> Sophia Kirch

About « Entre Soleils »

Poetry.

Not only the words, but also the images. And above all, the energy that emanates from their meet.

Poetry, thought as a clash of two different temporalities: the simultaneity of the image, the linearity of writing. The eye thinks it can embrace the image in its entirety, but it weaves meaning in the hollow of the words following an order imposed by the language. The image is illumination, a flash reminiscent of the flash of lightning in a dark sky. The text is rising from a star, progressive revelation of a light for those who have the patience to wait.

However, there is a time when words and images can maintain a dialogue beyond collision, from the clash of conflicting lights. And perhaps even hint at the possibility of a fusion, always imminent, without ever switching over to it completely. 

This hour is the one the writer Shmuel T. Meyer, winner of the 2021 Prix Goncourt de la Nouvelle, refers to the expression “Between suns”, which can be found in Kibbutz, the second collection of short stories in his trilogy devoted to by the Goncourt.
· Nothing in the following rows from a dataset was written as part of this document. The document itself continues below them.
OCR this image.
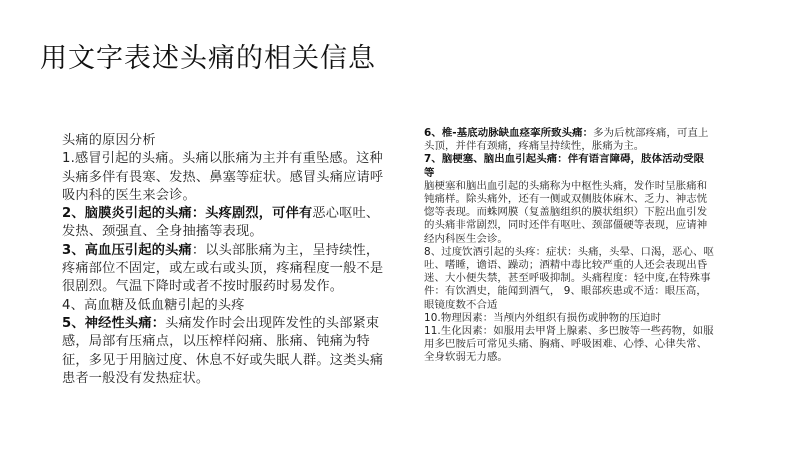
用文字表述头痛的相关信息

头痛的原因分析

1.感冒引起的头痛。头痛以胀痛为主并有重坠感。这种头痛多伴有畏寒、发热、鼻塞等症状。感冒头痛应请呼吸内科的医生来会诊。

2、脑膜炎引起的头痛：头疼剧烈，可伴有恶心呕吐、发热、颈强直、全身抽搐等表现。

3、高血压引起的头痛：以头部胀痛为主，呈持续性，疼痛部位不固定，或左或右或头顶，疼痛程度一般不是很剧烈。气温下降时或者不按时服药时易发作。

4、高血糖及低血糖引起的头疼

5、神经性头痛：头痛发作时会出现阵发性的头部紧束感，局部有压痛点，以压榨样闷痛、胀痛、钝痛为特征，多见于用脑过度、休息不好或失眠人群。这类头痛患者一般没有发热症状。

6、椎-基底动脉缺血痉挛所致头痛：多为后枕部疼痛，可直上头顶，并伴有颈痛，疼痛呈持续性，胀痛为主。

7、脑梗塞、脑出血引起头痛：伴有语言障碍，肢体活动受限等
脑梗塞和脑出血引起的头痛称为中枢性头痛，发作时呈胀痛和钝痛样。除头痛外，还有一侧或双侧肢体麻木、乏力、神志恍惚等表现。而蛛网膜（复盖脑组织的膜状组织）下腔出血引发的头痛非常剧烈，同时还伴有呕吐、颈部僵硬等表现，应请神经内科医生会诊。

8、过度饮酒引起的头疼：症状：头痛，头晕、口渴，恶心、呕吐、嗜睡，谵语、躁动；酒精中毒比较严重的人还会表现出昏迷、大小便失禁，甚至呼吸抑制。头痛程度：轻中度,在特殊事件：有饮酒史，能闻到酒气， 9、眼部疾患或不适：眼压高，眼镜度数不合适

10.物理因素：当颅内外组织有损伤或肿物的压迫时

11.生化因素：如服用去甲肾上腺素、多巴胺等一些药物，如服用多巴胺后可常见头痛、胸痛、呼吸困难、心悸、心律失常、全身软弱无力感。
This formula, translated from Hebrew, finds its equivalent in French in the expression “between dog and wolf”. It also gives its title to the art-book Entre-Soleils, where shows the meeting of a writer, Shmuel T. Meyer, and a plastic photographer, Michel Kirch.

 

The writer thus gives his view of two triptychs by the photographer, » Under the cherry tree » from the « Homo Fukushima » series as well as « Dérives » from the « Climats et Atmosphères" series, through a poem. 

Nourished by the Jewish culture common to the two artists, this text offers a reading of the photographs that it accompanies in the light of Genesis. The words then reveal the complexity of the images, where creation and destruction merge in a common process: these are post-apocalyptic landscapes that are delivered to us, through the advent of a new age of man disrupting the whole universe. The « Homo Fukushima » and « Climats » series thus touch on past and future cataclysms, while questioning the place of man and the living in these landscapes that worry and touch on the sublime. The procession of Butô dancers and Shinto monks, of a ghostly whiteness, becomes in the poem a shift from the era of angels to the era of man. 

From love to freedom, the text then ends with a gap: that of the possibility of the worst, which defines man, and is at the heart of the concerns of the « Homo Fukushima » and « Climats » series. It is then nature that becomes the painful imprint of this free will.

 

In its interpretative approach, the poem does not muffle the language of the image: on the contrary, it makes its silences resonate.

 

This meeting between two poets, in the hollow of the hour before dusk, is made possible by a unique bias and know-how. The book is also the work of a publishing house, Le Renard Pâle, which knew how to give a setting to the dialogue. Describing themselves as "book artists", publishers Patricia Dupuy and Bernard Soria created a bespoke form for Entre-Soleils. Sumptuous as a jewel, a black leather box houses the works. Its opening is a visual and tactile ceremony, as the poem and the triptychs unfold. Entre-Soleils belongs to the Téménos collection, "sacred space" in Greek. From this meeting between writer, artist and publishers, we retain the feat of having been able to give a temple to the eternal lamps of poetry.